Investors bailed out of Husky Energy Inc. shares on Monday after the company announced a $3.3-billion hostile takeover offer for MEG Energy Corp., an oil sands producer that has been hit hard by transportation bottlenecks.
Husky shares were off $1.47 – or 6.5 per cent – to $21.21 as analysts said the acquisition would expose the company to the steep discounts that bitumen producers are forced to accept because of pipeline constraints.
MEG shares soared by 38 per cent to $11.07 – slightly higher than Husky’s $11 cash and share offer – on the expectation that Husky will have to sweeten its bid to conclude the deal. Nearly 20-million MEG shares traded hands on Monday, as some investors opted to cash out while speculators bought in anticipation of a richer offer.
Husky chief executive Rob Peabody defended the deal as good for both companies' shareholders in a conference call on Monday. He said it offered a rich premium for MEG stock owners – 37 per cent from the closing price last Friday – while increasing Husky’s per-share cash flow and bringing new technology and investment opportunities.
The Husky CEO said oil sands producers must have access to processing operations in order to maximize the return on their investments.
“We just believe this is a real compelling offer,” Mr. Peabody said. “This is a real hand-in-glove sort of deal – it just fits together very well.”
MEG issued a statement, telling shareholders it would respond to the Husky offer after the would-be acquirer releases its formal circular on Tuesday. The company produces nearly 100,000 barrels a day of bitumen from steam-assisted, gravity-drainage (SAGD) operations, primarily at its low-cost Christina Lake facility.
MEG’s share price climbed sharply between April and July, but then slumped as investors focused on the growing differential between North America’s benchmark, West Texas intermediate, and Western Canadian Select, the trendsetter for oil sands bitumen. That gap, normally around US$15 a barrel, has widened to US$35 in recent weeks.
In a note on Monday, Royal Bank of Canada analyst Greg Pardy said Husky will likely have to sweeten its bid to close the deal after having been rebuffed by the MEG board.
Mr. Pardy said the acquisition will benefit Husky in the longer run, but will raise investor concerns about its increased exposure to heavy-oil differentials.

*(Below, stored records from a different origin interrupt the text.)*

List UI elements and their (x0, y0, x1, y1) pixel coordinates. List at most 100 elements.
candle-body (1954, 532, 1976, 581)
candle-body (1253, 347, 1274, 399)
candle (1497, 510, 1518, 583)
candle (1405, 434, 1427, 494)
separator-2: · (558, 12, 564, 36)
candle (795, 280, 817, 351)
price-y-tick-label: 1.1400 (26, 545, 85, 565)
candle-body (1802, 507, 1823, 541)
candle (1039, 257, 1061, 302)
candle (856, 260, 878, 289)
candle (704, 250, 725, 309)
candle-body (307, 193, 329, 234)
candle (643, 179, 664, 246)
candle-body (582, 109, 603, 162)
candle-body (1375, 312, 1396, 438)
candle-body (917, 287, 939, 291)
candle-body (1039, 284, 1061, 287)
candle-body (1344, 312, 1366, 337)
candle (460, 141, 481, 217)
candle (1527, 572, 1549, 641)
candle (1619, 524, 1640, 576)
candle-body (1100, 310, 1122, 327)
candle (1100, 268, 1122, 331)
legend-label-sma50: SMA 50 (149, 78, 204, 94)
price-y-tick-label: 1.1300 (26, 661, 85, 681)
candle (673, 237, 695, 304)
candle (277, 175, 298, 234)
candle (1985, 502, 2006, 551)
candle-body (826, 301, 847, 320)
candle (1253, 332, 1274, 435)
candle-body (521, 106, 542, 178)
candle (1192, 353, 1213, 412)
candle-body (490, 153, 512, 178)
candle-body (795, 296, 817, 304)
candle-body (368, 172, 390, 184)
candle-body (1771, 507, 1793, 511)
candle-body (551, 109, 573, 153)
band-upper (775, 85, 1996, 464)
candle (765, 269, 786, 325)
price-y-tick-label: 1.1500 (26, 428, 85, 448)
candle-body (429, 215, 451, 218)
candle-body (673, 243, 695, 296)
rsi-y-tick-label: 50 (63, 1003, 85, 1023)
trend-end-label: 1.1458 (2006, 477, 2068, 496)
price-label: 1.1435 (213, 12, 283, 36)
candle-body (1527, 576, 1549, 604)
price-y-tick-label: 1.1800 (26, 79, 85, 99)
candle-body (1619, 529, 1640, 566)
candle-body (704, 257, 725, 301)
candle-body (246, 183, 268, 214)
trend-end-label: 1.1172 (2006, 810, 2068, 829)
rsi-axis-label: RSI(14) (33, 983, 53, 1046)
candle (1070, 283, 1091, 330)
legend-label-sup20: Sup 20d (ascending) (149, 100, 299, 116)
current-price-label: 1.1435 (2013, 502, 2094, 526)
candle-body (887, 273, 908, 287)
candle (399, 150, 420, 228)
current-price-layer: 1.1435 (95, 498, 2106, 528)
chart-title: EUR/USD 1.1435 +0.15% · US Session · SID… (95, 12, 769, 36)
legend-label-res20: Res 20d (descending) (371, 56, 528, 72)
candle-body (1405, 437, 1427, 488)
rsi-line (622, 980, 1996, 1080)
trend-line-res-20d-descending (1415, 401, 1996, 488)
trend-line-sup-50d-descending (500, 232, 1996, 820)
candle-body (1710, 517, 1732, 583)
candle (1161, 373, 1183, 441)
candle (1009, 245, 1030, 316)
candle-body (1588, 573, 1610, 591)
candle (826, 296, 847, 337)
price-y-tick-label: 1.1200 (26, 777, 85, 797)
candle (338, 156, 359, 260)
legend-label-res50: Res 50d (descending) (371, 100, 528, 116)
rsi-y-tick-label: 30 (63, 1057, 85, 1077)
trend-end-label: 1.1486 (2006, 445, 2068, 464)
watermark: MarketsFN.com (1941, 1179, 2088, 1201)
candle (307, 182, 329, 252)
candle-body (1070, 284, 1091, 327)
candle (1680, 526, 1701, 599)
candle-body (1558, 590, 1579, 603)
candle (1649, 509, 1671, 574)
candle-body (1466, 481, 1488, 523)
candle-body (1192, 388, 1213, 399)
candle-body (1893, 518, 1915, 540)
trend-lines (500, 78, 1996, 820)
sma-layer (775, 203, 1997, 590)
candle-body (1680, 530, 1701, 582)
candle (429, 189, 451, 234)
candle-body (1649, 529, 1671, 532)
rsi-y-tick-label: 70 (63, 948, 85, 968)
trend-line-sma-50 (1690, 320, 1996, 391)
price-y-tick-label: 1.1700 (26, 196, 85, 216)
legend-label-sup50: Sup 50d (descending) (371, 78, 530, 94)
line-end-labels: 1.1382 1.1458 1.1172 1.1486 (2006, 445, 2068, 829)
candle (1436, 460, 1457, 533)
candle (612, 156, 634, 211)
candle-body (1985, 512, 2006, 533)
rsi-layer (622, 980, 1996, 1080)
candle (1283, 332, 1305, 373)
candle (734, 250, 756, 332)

MEG shareholders are being offered the option of taking $11 cash, or 0.485 Husky shares, in exchange for their MEG stock, but with a $1-billion limit on the cash component that is meant to limit the debt Husky would have to take on. Given the large share component, Husky will have to readjust its offer if its stock loses value between last Friday and the January, 2019, deadline for tendering into the deal, Mr. Pardy said.
Mr. Peabody said MEG has quality assets but is hampered by too much debt and an inability to process its bitumen, leaving it overly exposed to the light-heavy differential. He said Husky has several strategies to avoid reliance on WCS, including expanding its own heavy-oil refining capacity in the United States, and locking in pipeline space to premium markets.
While the two companies combined would produce 400,000 b/d of heavy crude in 2020, Husky will have processing and transportation capacity for 375,000 b/d.
Husky also expects to be able to save $200-million in annual costs in the combined companies, including $100-million by reducing borrowing costs on MEG’s $3.1-billion in debt. The company would also reduce duplication at corporate head office in Calgary, but Mr. Peabody said he expects that in the medium term, the combined operations would require more people because of growth.
In a note on Monday, Moody’s Investor Services Inc. said the proposed acquisition would raise credit concerns for Husky due to the increased debt load and greater exposure to heavy-oil differentials. However, it said Husky should be able to absorb the debt and Moody’s would likely affirm its credit rating.
Oil sands heavyweights Suncor Energy Inc. and Imperial Oil Ltd. could also have a look at MEG, Phil Skolnick, analyst at Eight Capital, said in a note to clients. However, Mr. Peabody said on Monday that he does not believe other companies would gain the same benefits from an acquisition of MEG.